Il
teatro. Te lo sbarca a New York, il 1825, la compagnia di Manuel Garcia.
Rossini. E Mozart? Proponi a Garcia il Don Giovanni. «Se
abbiam personaggi bastanti» risponde «diamolo
presto; è la prima opera del mondo.» Si dà e, quarant’anni dopo,
riascolti commosso il tuo Don Giovanni. Sarebbe ora, a
settantasei anni, di mettersi le pianelle, come Casanova. C’è tempo.
Manca a New York un teatro d’opera: promuovi una sottoscrizione, bussi
a tutte le porte, t’inguai per raccogliere la sommetta necessaria.
Inauguri la Italian Opera House a ottantaquattro anni.
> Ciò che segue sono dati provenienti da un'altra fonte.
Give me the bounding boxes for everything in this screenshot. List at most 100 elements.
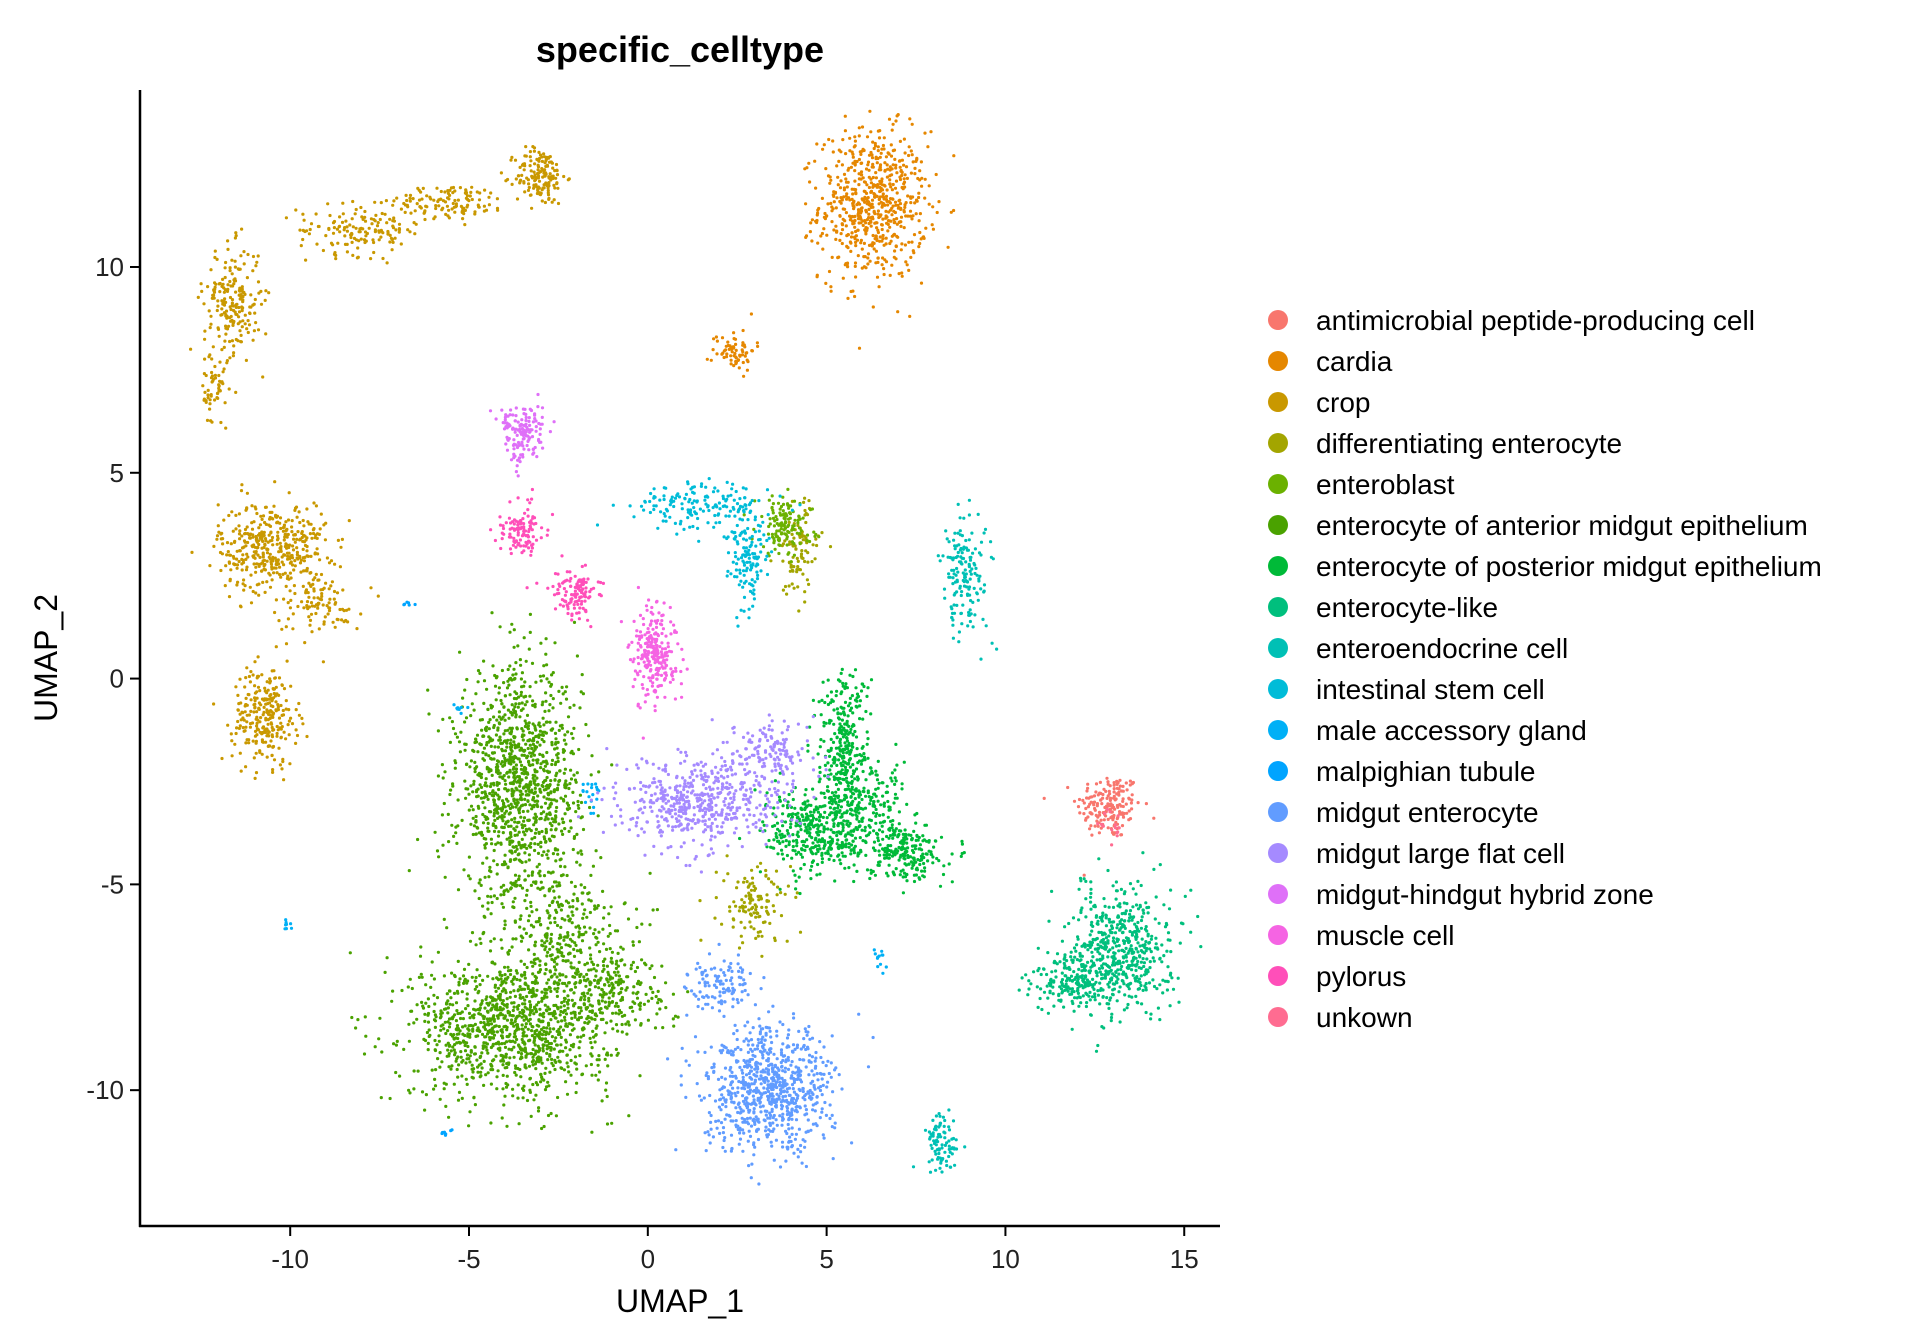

Cinque anni più
tardi, perché non puoi farne proprio a meno, cacci l’ultimo respiro.
Fastosi
funerali, ceneri ben presto disperse. Non disperso il tuo nome. Resterai
fra i caporioni di quella banda, quei giramondo dal pronto ingegno,
truffaldini e generosi, ribelli e lecchini, immersi nella vita fino alla
gola. Testimoni, campioni: non di un’Italia, che non c’era: di
un’italianità antica e sempre giovane.